Title: The Sweetness at the Bottom of the Pie
Author: Alan Bradley
Story: Precocious twelve year old Flavia de Luce of Buckshaw is the youngest of three girls in 1950. She is a self taught chemist and uses her multiple talents to solve the mysterious death of a stranger in the family cucumber patch. Harriet the Spy meets Sherlock Holmes series.
What Worked: The book was really well written, with some artful passages, well rounded characters, great visual imagery and metaphors. The book kept me interested from the very first sentence “It was as black in the closet as old blood.”
What Needed Work: I took Chemistry in High school and perhaps a course in college, but I had to go back and re-read passages regarding the chemistry components of the book.

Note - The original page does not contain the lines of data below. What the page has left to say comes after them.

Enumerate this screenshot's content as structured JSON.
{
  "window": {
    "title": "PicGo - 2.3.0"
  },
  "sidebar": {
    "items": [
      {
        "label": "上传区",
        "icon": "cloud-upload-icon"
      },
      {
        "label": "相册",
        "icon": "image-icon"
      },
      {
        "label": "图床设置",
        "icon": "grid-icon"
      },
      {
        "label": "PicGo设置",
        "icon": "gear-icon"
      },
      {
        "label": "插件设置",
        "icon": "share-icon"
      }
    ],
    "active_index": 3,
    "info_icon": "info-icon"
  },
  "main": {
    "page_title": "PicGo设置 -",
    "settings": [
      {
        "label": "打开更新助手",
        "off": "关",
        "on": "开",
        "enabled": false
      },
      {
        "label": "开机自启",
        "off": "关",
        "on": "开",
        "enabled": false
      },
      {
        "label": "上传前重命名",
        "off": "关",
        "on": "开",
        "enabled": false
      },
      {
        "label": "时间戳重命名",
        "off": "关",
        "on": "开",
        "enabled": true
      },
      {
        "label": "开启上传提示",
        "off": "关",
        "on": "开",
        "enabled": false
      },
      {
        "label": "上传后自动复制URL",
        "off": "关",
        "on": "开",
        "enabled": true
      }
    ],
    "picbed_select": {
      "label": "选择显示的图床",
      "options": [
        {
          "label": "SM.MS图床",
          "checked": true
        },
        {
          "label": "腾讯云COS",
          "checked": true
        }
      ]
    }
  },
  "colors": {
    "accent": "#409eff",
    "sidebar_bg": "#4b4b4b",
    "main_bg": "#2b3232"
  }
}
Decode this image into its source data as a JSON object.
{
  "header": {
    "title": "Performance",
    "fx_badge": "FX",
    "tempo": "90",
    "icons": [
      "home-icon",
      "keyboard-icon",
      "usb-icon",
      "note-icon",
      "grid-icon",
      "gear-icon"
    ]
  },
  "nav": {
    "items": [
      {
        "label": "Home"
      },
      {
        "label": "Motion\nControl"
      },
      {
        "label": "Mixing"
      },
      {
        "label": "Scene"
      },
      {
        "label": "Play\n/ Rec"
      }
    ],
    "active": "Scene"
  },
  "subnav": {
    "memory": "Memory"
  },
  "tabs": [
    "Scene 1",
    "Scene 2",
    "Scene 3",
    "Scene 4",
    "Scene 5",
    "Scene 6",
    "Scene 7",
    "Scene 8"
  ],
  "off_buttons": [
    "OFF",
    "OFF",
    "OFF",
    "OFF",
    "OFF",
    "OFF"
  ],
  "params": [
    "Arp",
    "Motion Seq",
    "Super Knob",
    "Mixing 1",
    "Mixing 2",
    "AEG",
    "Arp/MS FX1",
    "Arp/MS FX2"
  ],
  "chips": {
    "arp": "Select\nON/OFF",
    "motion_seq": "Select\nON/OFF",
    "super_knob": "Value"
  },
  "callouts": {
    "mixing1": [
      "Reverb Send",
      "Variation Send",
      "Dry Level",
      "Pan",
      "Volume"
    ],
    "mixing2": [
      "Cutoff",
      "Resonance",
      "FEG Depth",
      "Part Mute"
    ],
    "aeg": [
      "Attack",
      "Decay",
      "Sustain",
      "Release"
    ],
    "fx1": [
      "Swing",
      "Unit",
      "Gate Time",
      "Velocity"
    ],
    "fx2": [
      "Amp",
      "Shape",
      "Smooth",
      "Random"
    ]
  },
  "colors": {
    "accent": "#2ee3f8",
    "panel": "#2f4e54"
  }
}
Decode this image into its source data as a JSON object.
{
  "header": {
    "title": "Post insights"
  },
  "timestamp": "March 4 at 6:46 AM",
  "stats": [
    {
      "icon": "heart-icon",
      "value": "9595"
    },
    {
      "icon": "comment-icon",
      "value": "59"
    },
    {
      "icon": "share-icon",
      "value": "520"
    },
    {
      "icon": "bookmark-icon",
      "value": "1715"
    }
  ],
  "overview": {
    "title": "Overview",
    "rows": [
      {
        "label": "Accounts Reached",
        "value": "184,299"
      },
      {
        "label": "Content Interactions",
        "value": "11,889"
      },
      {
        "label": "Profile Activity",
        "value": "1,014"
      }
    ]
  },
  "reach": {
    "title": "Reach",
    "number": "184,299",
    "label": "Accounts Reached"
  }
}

Chemistry is how Flavia solves her murders so understanding the vocabulary, outcomes and scientific backgrounds are pertinent. I wouldn’t say that the novel needs to work on this, but perhaps it was the one thing that I really had to focus on.
Overall: I admit, I often judge a book by it’s cover and something about this one drew me in. Maybe the dead “Edgar Allen Poe” like snipe, maybe the creamy green; I like it all. I’m also a sucker for stories that have strong girls/women, and if they’ve lost their mother as a child; hook, line, and sinker. I didn’t know that Flavia lost her mother as a baby before getting into the story, but I was enthralled once it was revealed. I saw a lot of myself in Flavia as a child, and could relate to all of her glorious orneriness. I wish I had discovered a read like this when I was younger, even though she is a fictional character, she is still inspirational. This book is #1 of a series, and I plan to read them all.